Now doctors report that they have not been able to prove that aspirin somehow reduces the risks and protects the infected from death or the ventilator. Experts did not see a significant difference in 28-day mortality (17% in the aspirin group and 17% in the placebo group).

The data show that in patients hospitalized with Covid-19, aspirin was not associated with reductions in 28-day mortality or in the risk of progressing to invasive mechanical ventilation or death

says Peter Horby, professor of emerging infectious diseases in the Nuffield Department of Medicine at the University of Oxford, and joint chief investigator for the RECOVERY trial.

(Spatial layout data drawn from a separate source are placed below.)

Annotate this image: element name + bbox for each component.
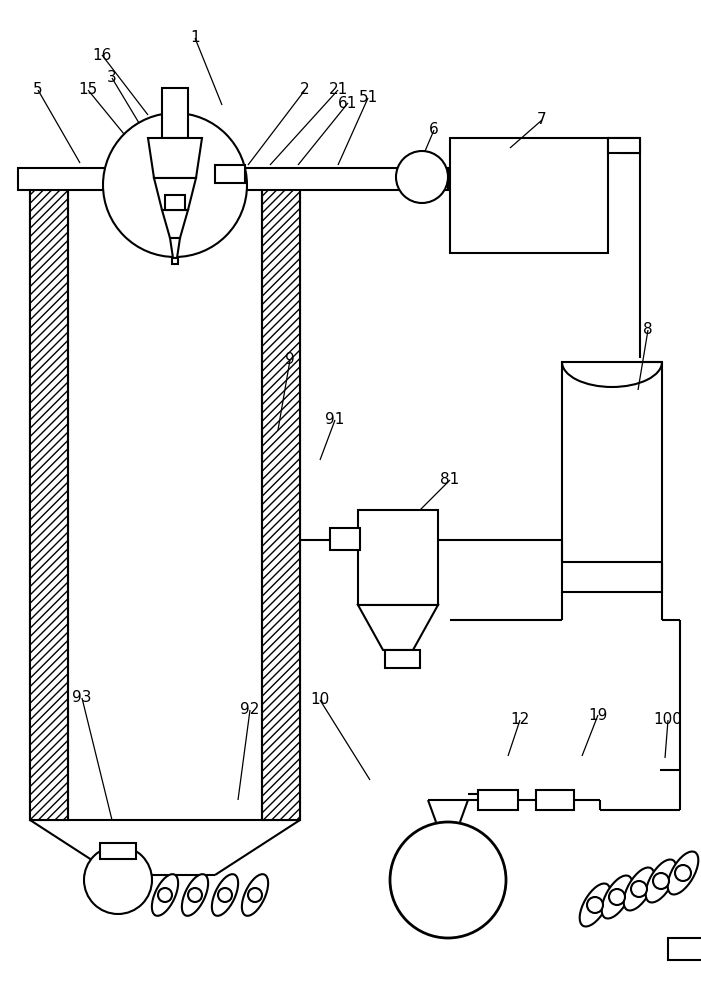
Text: 1: 1 (190, 30, 200, 45)
Bar (668, 938, 701, 960)
Bar (215, 165, 245, 183)
Text: 19: 19 (588, 708, 608, 722)
Polygon shape (358, 605, 438, 650)
Polygon shape (148, 138, 202, 178)
Text: 21: 21 (328, 83, 348, 98)
Ellipse shape (601, 876, 632, 918)
Bar (162, 88, 188, 138)
Text: 61: 61 (339, 96, 358, 110)
Text: 81: 81 (440, 473, 460, 488)
Bar (478, 790, 518, 810)
Bar (330, 528, 360, 550)
Text: 92: 92 (240, 702, 259, 718)
Text: 9: 9 (285, 353, 295, 367)
Bar (385, 650, 420, 668)
Circle shape (396, 151, 448, 203)
Circle shape (248, 888, 262, 902)
Text: 3: 3 (107, 70, 117, 86)
Text: 91: 91 (325, 412, 345, 428)
Text: 100: 100 (653, 712, 683, 728)
Text: 16: 16 (93, 47, 111, 62)
Text: 12: 12 (510, 712, 530, 728)
Circle shape (188, 888, 202, 902)
Text: 2: 2 (300, 83, 310, 98)
Text: 10: 10 (311, 692, 329, 708)
Ellipse shape (624, 868, 654, 910)
Text: 15: 15 (79, 83, 97, 98)
Bar (18, 168, 448, 190)
Ellipse shape (580, 884, 611, 926)
Ellipse shape (242, 874, 268, 916)
Circle shape (631, 881, 647, 897)
Text: 5: 5 (33, 83, 43, 98)
Bar (608, 138, 640, 153)
Circle shape (84, 846, 152, 914)
Circle shape (390, 822, 506, 938)
Bar (30, 185, 68, 820)
Ellipse shape (667, 852, 698, 894)
Circle shape (587, 897, 603, 913)
Bar (165, 195, 185, 210)
Ellipse shape (182, 874, 208, 916)
Bar (358, 510, 438, 605)
Bar (30, 185, 300, 820)
Ellipse shape (152, 874, 178, 916)
Circle shape (158, 888, 172, 902)
Bar (172, 258, 178, 264)
Polygon shape (154, 178, 196, 210)
Text: 6: 6 (429, 122, 439, 137)
Circle shape (609, 889, 625, 905)
Text: 51: 51 (358, 91, 378, 105)
Polygon shape (170, 238, 180, 258)
Ellipse shape (646, 860, 676, 902)
Circle shape (675, 865, 691, 881)
Bar (562, 362, 662, 592)
Bar (100, 843, 136, 859)
Bar (262, 185, 300, 820)
Polygon shape (162, 210, 188, 238)
Circle shape (103, 113, 247, 257)
Text: 8: 8 (644, 322, 653, 338)
Text: 93: 93 (72, 690, 92, 706)
Text: 7: 7 (537, 112, 547, 127)
Circle shape (218, 888, 232, 902)
Bar (536, 790, 574, 810)
Circle shape (653, 873, 669, 889)
Bar (450, 138, 608, 253)
Ellipse shape (212, 874, 238, 916)
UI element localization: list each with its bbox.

However, in those patients who took aspirin in the hospital, the length of hospital stay was slightly shorter (by 1%).

Although aspirin was associated with a small increase in the likelihood of being discharged alive this does not seem to be sufficient to justify its widespread use for patients hospitalized with Covid-19.

There has been a strong suggestion that blood clotting may be responsible for deteriorating lung function and death in patients with severe Covid-19. Aspirin is inexpensive and widely used in other diseases to reduce the risk of blood clots so it is disappointing that it did not have a major impact for these patients. This is why large randomised trials are so important – to establish which treatments work and which do not.

The results of the latest research paper, submitted to a leading peer-reviewed medical journal, to be published shortly on pre-print site medRxiv as cited by CNBC.